The above example has been taken from a website and they say that it's a non-restrictive clause. But to me, it seems more like a restrictive clause since it clearly identifies a specific cup that had been stepped on by someone.
You have every right to be confused. Since no context is given, it s actually impossible to know whether the relative clause is restrictive or non-restrictive. We can only tell that from the commas.

The commas are needed only if the cup has been mentioned before the above sentence. It has been mentioned and is now mentioned again, and the relative clause informs us about someone having stepped on this one and only cup that we are dealing with. The relative clause could be omitted and the main clause would still make sense: The cup is in the bin.

Cheers
CB
I found only one site with this example:
http://www.worldwidewords.org/articles/which.htm

If that's where you've derived the sentece from, you are not supposed to name the clause type by the example. It's the other way round: the author gives the example and tells you what it means. Of course, the meaning depends on the context, so he gives different meanings for the two examples: the one with the which-clause eclosed by commas, the other without commas. So, it depends on the context which clause to use.
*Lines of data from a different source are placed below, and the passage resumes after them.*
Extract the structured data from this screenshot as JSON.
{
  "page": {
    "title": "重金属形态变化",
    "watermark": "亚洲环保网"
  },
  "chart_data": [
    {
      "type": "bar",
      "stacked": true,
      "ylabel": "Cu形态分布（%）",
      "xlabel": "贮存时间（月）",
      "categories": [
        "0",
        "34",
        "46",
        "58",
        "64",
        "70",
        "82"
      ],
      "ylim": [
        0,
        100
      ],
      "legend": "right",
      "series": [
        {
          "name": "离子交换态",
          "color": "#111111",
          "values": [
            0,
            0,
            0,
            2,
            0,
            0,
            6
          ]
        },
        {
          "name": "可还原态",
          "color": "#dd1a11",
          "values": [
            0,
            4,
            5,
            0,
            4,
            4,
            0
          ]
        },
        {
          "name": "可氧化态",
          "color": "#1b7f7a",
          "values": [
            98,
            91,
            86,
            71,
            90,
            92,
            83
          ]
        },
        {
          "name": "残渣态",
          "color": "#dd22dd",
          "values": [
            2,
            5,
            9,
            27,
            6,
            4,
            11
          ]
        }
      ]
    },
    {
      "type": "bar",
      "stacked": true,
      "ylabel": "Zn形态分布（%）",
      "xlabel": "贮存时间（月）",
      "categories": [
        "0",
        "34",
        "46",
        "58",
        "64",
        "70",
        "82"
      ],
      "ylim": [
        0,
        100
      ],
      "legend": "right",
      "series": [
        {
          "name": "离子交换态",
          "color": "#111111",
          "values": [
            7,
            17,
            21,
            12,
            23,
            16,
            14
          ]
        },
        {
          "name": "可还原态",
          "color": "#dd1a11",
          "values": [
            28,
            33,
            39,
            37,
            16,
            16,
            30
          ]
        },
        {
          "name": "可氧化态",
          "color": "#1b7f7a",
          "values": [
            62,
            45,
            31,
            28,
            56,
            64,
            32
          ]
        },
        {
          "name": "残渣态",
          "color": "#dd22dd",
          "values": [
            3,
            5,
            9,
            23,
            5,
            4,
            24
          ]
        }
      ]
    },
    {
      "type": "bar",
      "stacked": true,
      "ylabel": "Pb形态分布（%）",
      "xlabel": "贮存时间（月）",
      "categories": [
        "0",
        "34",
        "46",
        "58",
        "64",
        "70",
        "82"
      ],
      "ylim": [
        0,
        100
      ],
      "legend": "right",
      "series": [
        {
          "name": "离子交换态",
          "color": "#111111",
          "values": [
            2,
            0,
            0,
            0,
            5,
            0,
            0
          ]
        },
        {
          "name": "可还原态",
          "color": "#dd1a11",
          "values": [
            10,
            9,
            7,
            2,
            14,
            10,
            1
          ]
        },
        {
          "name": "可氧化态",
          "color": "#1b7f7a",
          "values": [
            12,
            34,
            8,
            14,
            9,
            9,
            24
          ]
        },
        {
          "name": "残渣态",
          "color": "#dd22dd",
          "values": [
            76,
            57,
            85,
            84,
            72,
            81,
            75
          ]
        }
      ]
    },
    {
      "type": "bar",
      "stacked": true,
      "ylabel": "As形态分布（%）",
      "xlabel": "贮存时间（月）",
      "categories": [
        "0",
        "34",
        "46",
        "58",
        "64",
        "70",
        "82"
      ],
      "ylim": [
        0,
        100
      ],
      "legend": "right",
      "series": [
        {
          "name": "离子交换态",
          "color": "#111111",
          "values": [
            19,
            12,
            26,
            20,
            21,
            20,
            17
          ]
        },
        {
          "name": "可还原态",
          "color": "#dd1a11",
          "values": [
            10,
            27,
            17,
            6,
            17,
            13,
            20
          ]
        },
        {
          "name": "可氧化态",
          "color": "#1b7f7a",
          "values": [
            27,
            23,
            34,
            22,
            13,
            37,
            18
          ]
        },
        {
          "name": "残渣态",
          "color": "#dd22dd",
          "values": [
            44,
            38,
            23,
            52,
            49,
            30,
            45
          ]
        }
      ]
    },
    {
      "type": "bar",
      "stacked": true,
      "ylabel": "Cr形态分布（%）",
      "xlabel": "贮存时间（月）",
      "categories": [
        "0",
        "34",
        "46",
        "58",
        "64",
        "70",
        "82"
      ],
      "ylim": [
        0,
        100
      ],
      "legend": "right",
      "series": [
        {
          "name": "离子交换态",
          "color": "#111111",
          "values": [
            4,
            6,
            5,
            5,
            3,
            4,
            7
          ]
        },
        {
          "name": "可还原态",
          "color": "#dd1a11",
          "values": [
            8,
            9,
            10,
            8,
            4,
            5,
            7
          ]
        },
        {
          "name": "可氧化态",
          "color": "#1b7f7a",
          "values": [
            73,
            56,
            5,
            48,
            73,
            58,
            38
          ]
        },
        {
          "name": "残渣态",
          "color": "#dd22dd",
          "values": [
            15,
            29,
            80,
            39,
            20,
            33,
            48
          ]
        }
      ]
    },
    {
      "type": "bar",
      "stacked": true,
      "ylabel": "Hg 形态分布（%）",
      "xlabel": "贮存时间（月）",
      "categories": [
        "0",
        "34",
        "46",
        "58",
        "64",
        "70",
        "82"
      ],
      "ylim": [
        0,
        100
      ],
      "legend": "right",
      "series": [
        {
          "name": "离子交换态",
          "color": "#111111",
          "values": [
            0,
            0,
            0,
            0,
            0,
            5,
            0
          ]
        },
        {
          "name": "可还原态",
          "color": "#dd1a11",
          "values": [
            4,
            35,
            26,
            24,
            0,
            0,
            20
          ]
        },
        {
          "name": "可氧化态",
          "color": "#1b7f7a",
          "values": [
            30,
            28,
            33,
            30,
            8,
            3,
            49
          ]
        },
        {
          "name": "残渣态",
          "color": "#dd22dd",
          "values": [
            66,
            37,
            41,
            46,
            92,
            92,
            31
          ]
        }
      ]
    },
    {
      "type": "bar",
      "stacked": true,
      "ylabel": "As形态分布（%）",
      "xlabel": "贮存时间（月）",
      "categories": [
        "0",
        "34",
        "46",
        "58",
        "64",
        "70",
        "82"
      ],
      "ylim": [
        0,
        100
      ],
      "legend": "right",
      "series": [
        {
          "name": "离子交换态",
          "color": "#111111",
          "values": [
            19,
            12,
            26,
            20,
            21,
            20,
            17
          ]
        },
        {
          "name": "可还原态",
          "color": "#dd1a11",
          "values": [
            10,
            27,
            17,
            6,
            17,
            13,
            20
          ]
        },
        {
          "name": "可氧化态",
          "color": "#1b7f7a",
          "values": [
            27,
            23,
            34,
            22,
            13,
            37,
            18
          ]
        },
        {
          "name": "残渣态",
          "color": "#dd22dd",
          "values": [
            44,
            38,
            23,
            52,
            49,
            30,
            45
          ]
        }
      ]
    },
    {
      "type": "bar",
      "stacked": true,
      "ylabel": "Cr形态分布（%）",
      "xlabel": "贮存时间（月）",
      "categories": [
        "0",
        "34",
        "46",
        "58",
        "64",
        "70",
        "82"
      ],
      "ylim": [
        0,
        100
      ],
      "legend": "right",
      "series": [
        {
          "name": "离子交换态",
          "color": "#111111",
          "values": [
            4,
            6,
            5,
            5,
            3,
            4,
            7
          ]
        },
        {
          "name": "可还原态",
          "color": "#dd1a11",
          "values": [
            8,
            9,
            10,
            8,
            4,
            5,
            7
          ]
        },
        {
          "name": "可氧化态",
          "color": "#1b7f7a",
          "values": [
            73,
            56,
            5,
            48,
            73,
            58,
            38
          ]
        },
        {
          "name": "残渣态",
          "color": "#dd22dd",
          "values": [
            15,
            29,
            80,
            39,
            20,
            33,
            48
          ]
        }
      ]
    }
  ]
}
The problem is that the cup example seems not very good to me, because I can't think out a naturally-sounding example for the non-restrictive version...

But anyway, you should have got the idea...
The explanation at the site is very good IMHO.

Cool Breeze wrote:
«The commas are needed only if the cup has been mentioned before the above sentence.»

Not fully true. If we have mentioned two different cups, including the one the guy stepped on, then, in further text, we'll probably use restrictive clause to denote this cup.

«The thief, due to hurry, stepped on a cup with his iron-shod boot and broke it. The other cup was found intact. The cup [restrictive] which he stepped on is in the bin, while the other is still on the table and seen on the photo.»
Well now everything is clear. All this time, the point that was pestering me was that how can someone tell wheather a clause is restrictive or non-restrictive without knowing the context. Thank you everybody especially Ant_222 for that "thief" example. It really helped a lot.